Above: Forecast from the 12Z Monday, May 4, run of the GFS model for departures from average temperature (degrees C) at 6Z (2 am EDT) Sunday, May 10, 2019. (tropicaltidbits.com)
A startlingly cold air mass for May will invade the eastern United States later this week, just in time for Mother’s Day weekend. Meanwhile, the latest in a surge of record warmth over the Southwest will push northward through the Pacific states.
The hot-west-chilly-east pattern is being driven by a familiar pattern, one where the jet stream buckles poleward in western North America and then dives toward lower latitudes across the eastern half of the continent. The eastern cold push will be reinforced by a lobe of the polar vortex that normally stays much further north by mid-spring. (This lobe is in the tropospheric polar vortex, the lower-altitude version that is more prone to dip into midlatitudes than the stratospheric polar vortex.)
By Mother’s Day weekend, frosts are a possibility over the Southern Appalachians. A chilly, cloudy Saturday could stay well below 50°F as far south as parts of Ohio and Pennsylvania, including Pittsburgh. There’s a good chance of snowflakes across northwest Pennsylvania, most of upstate New York, and northern New England. Some of the snow may even accumulate, especially at higher elevations of the Adirondacks and New England.
None of this is unprecedented for May, but it’s quite unusual. Tomer Burg (@burgwx), a doctoral student at the University of Oklahoma, has been analyzing Northeast snowstorms, and he found several analogs in the archives for the upcoming system. These include May 10, 1945; May 9-10, 1977; and May 17-18, 2002. “This certainly has similarities to those three events,” Burg said in an email forum, “and I wouldn't be surprised to see a widespread snow event out of this, if synoptic forcing is well aligned with the cold air mass.”
The May 1977 event was a true shocker. More than 11.4” of snow fell in Worcester, Massachusetts, and up to 20 inches was reported in parts of Connecticut. Providence measure 6.7”, Boston’s Logan Airport picked up 0.5”, and even New York’s Central Park reported its latest trace snow on record. “In all the years of record keeping—which, in some cases, go back the 1870s—there are no other May storms which come remotely close to what occurred back in 1977,” noted Boston.com’s Dave Epstein. Power was knocked out to more than half a million customers.
Going back even further, there were reports of “a considerable quantity of snow” in both Philadelphia and New York on May 4, 1774. For more on some of the greatest late-season U.S. snows on record, see the recent post by Chris Burt.
This week’s strongest push of cold air may arrive so quickly that it’ll take a day or two for the relatively warm ground and strong May sun of lower latitudes to defang it.
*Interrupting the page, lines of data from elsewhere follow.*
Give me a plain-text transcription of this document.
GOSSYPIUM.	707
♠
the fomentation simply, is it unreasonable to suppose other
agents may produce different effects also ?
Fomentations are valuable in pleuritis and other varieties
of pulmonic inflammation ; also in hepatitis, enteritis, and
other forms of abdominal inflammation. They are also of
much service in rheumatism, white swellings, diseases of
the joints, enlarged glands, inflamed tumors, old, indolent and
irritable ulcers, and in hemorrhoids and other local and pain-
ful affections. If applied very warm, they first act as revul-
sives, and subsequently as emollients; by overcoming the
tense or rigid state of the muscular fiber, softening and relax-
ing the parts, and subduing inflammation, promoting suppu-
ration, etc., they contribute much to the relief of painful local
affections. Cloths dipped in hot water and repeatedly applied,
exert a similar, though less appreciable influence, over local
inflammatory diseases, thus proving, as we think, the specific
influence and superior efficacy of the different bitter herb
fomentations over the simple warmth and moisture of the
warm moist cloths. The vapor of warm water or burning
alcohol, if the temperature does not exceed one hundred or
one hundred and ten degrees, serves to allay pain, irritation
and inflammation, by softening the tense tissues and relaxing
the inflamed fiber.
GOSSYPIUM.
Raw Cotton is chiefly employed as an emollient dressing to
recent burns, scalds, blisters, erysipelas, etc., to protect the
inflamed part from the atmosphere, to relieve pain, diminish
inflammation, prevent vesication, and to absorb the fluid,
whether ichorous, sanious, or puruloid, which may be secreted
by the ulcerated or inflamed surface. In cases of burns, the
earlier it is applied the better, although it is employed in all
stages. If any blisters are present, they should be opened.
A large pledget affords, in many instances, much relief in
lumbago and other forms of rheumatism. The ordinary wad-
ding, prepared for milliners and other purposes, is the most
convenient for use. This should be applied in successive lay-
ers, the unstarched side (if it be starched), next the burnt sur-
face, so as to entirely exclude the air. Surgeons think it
Monthly low temperatures would be difficult to achieve, given the timing within the month and the landmark cold events of the 19th and 20th centuries, but daily record lows are quite possible, and perhaps an even larger number of record-cold daily maximums. Spring leaf-out is running a week or more ahead of schedule across large parts of the southern and eastern U.S., which suggests that any frost or freeze could produce more damage to tender vegetation than usual for this time of year.
Meanwhile, scorching heat returns across the West and Southwest
A resurgence of record early-season heat is on tap this week, starting in southern California and Arizona and pushing northward by week’s end. Last week, all-time April record highs were set in Pueblo, Colorado (94°F); Elko, Nevada (88°F); Santa Fe and Las Vegas, New Mexico (86°F and 85°F), and Alamosa, Colorado (82°F), among others. On Thursday, both Las Vegas and Death Valley, California, set their all-time April records for hottest daily low with 79°F and 90°F, respectively.
This week's heat is likely to bring the highest readings of the year so far to Arizona, with daily-record highs of 105°F or higher possible by Wednesday in Phoenix, Yuma, and Tucson. The heat will push off the southern California coast by Thursday, when Los Angeles may soar well into the 90s Fahrenheit. By Saturday, highs could be threatening records in the mid-80s as far north as Portland, Oregon.
Brian Donegan contributed to this post.